12. Pouvez-vous nous raconter votre expérience bénévole en tant que Referee à l’American Youth Soccer Organisation Region 104 ?
C’était une expérience fantastique ! J’ai démarré l’arbitrage au moment où mes deux ainés commençaient à s’intéresser au foot. Ils ont commencé dès l’âge de six ans et je devais les accompagner à chaque match. Or, rester assis sur le bord du terrain ne m’intéressait pas. C’est pourquoi je me suis dit que j’allais devenir arbitre. Quand l’une de mes filles s’est mise à faire du foot en compétition, on traversait la Californie pour aller aux tournois. On a des souvenirs inoubliables de tous ces week-ends où elle jouait et j’arbitrais.
13. Parmi tout ce que vous avez réalisé, quelle est la chose dont vous êtes le plus fier ?
Je suis très fier de ce que l’on a créé ici à Amazon Pay ; le succès de ce projet était loin d’être une évidence lors de son lancement il y a 7 ans.
Plusieurs fois auparavant dans d’autres situations, j’ai pu construire des équipes très performantes, à tel point qu’elles ont réussi à réaliser des choses qui semblaient, au départ, impossibles à accomplir.

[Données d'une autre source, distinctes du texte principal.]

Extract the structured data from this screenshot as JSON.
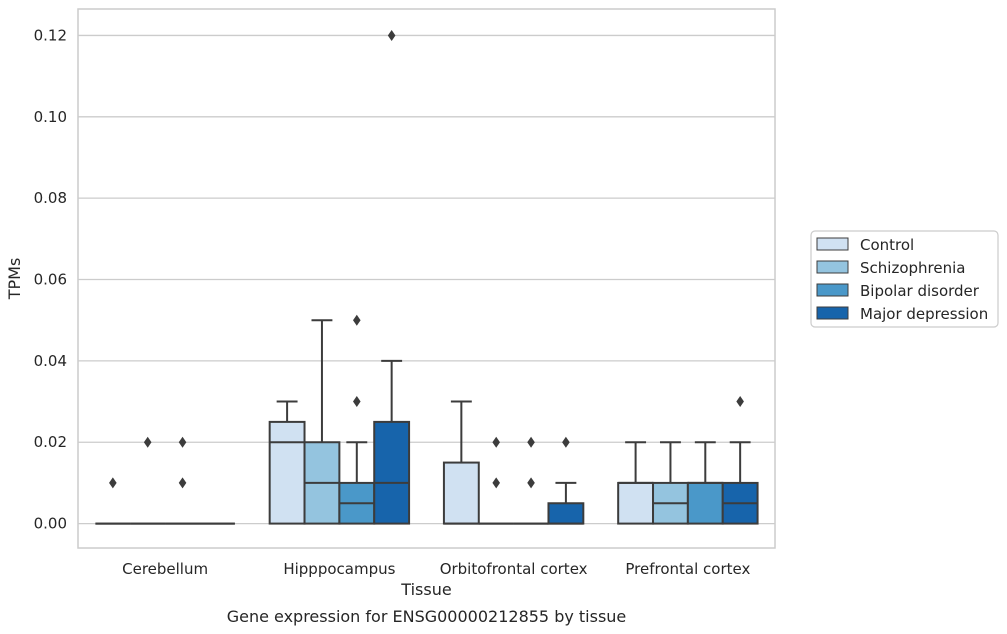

La fierté vient d’avoir créé une équipe qui soit parvenue à se transcender. Cela nécessite d’assembler des compétences et des personnalités pour, ensuite, laisser place au moment où l’alchimie prend… Lorsqu’un simple groupe d’individus devient une véritable équipe. La première fois, on ne le réalise pas forcément, mais c’est toujours un immense instant de plaisir de le constater.
14. Quels conseils auriez-vous aimés qu’on vous donne quand vous aviez vingt ans ?
Je dirais qu’il ne faut pas oublier l’importance de la vie personnelle, la famille et les amis. La réussite professionnelle, c’est important. En revanche, ce n’est pas une fin en soi. Je garde en tête que les souvenirs les plus impérissables sont ceux que nous passons avec nos proches.